As soon as you know that divorce is in your future, obtain copies of your credit reports from all three major credit bureaus. Credit reports are not merged for married couples, but are separate documents for each individual. The reports will list all of your and at least some of your spouse’s credit-related activity up until the point you access it. Many people discover accounts or debts they were not previously aware of. The sooner you know what you are dealing with the better.
If you have credit accounts that are held jointly, now is the time to close them. If the other partner uses the accounts before the divorce or legal separation, you may be held responsible for repayment. When canceling credit cards, make sure they read “closed by consumer” so it reflects more positively on your credit report.
For checking, savings, and investment accounts, change the title from joint to individual, and the beneficiaries (the person who you want to inherit the account’s funds) to reflect your current wishes.
If you don’t already have accounts (such as checking, saving, credit, and brokerage accounts) in your name only, open them now. This way you will be able to establish your financial independence, something you will need in the next stage of your life.
Each state has different laws about debt and divorce. If you live in a community property state, any debt you or your spouse incurred during the marriage, regardless of who racked it up, is a marital debt – meaning the creditor can hold both of you liable for repayment. In a separate property state, this may not be the case. Contact your State Bar Association to learn more about legal responsibility and debt for your area.
There are nine community property states: Arizona, California, Idaho, Louisiana, Nevada, New Mexico, Texas, Washington and Wisconsin. In Alaska, couples have the option to adopt community property rules when they marry.
Keep in mind that a divorce decree – where each of you agrees to pay specific debts – is for convenience and peace only. If the debt is jointly held, creditors can come after either of you to collect what is owed.

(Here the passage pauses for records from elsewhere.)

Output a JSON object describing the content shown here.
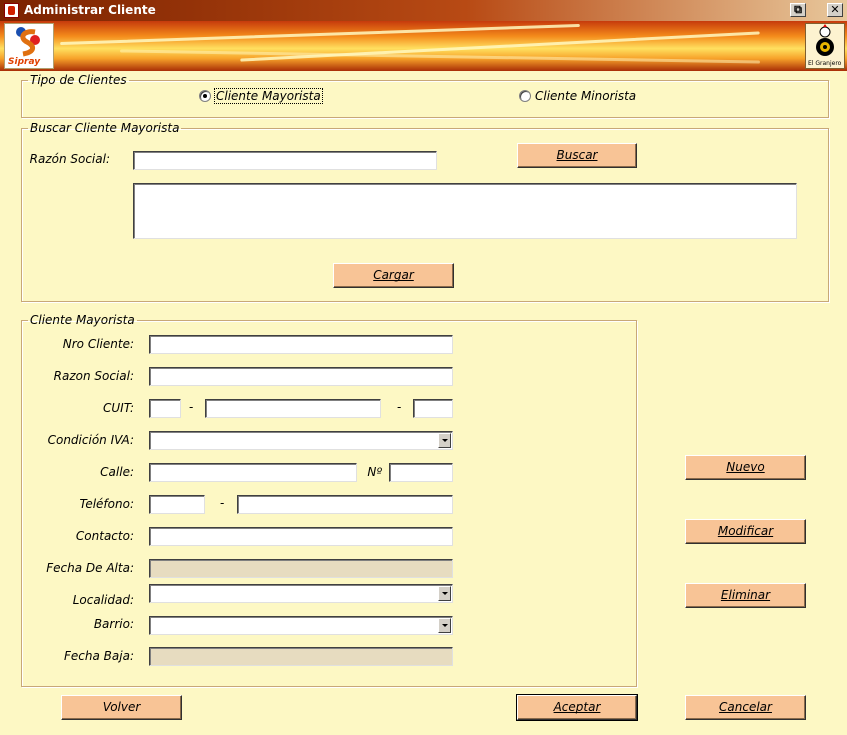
{
  "window": {
    "title": "Administrar Cliente",
    "restore_glyph": "⧉",
    "close_glyph": "✕"
  },
  "banner": {
    "left_logo_text": "Sipray",
    "right_logo_text": "El Granjero"
  },
  "tipo_clientes": {
    "legend": "Tipo de Clientes",
    "options": [
      {
        "label": "Cliente Mayorista",
        "checked": true
      },
      {
        "label": "Cliente Minorista",
        "checked": false
      }
    ]
  },
  "buscar": {
    "legend": "Buscar Cliente Mayorista",
    "razon_social_label": "Razón Social:",
    "razon_social_value": "",
    "buscar_button": "Buscar",
    "results": [],
    "cargar_button": "Cargar"
  },
  "cliente": {
    "legend": "Cliente Mayorista",
    "fields": {
      "nro_cliente": {
        "label": "Nro Cliente:",
        "value": ""
      },
      "razon_social": {
        "label": "Razon Social:",
        "value": ""
      },
      "cuit": {
        "label": "CUIT:",
        "part1": "",
        "part2": "",
        "part3": "",
        "sep": "-"
      },
      "condicion_iva": {
        "label": "Condición IVA:",
        "value": ""
      },
      "calle": {
        "label": "Calle:",
        "value": "",
        "numero_label": "Nº",
        "numero_value": ""
      },
      "telefono": {
        "label": "Teléfono:",
        "part1": "",
        "part2": "",
        "sep": "-"
      },
      "contacto": {
        "label": "Contacto:",
        "value": ""
      },
      "fecha_alta": {
        "label": "Fecha De Alta:",
        "value": ""
      },
      "localidad": {
        "label": "Localidad:",
        "value": ""
      },
      "barrio": {
        "label": "Barrio:",
        "value": ""
      },
      "fecha_baja": {
        "label": "Fecha Baja:",
        "value": ""
      }
    }
  },
  "actions": {
    "nuevo": "Nuevo",
    "modificar": "Modificar",
    "eliminar": "Eliminar",
    "volver": "Volver",
    "aceptar": "Aceptar",
    "cancelar": "Cancelar"
  },
  "colors": {
    "background": "#fdf8c4",
    "button": "#f8c496",
    "titlebar": "#7b2200"
  }
}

That is why it is important for both of you to treat the post-divorce debts responsibly. Missed payments will affect each of your credit report and collection action may start for either of you.
If you suspect that your spouse will file for bankruptcy after the divorce, be sure to discuss it with your lawyer before you go to court. The separation agreement may be structured to take bankruptcy into consideration. If your former spouse does discharge joint debts in bankruptcy, you may be held responsible for the entire payment, though sometimes bankruptcy court will discharge or release the spouse from paying those debts.
Divorce is often an incredibly stressful event, and the last thing you may feel like doing is spending time and energy on your money issues. It is important to be practical and thorough, so if you need to, get professional assistance during this time. Your financial institution may offer guidance with your accounts, your attorney (if you have one) can advise you on your legal rights and responsibilities, and many financial planners specialize in the unique circumstance of divorcing couples.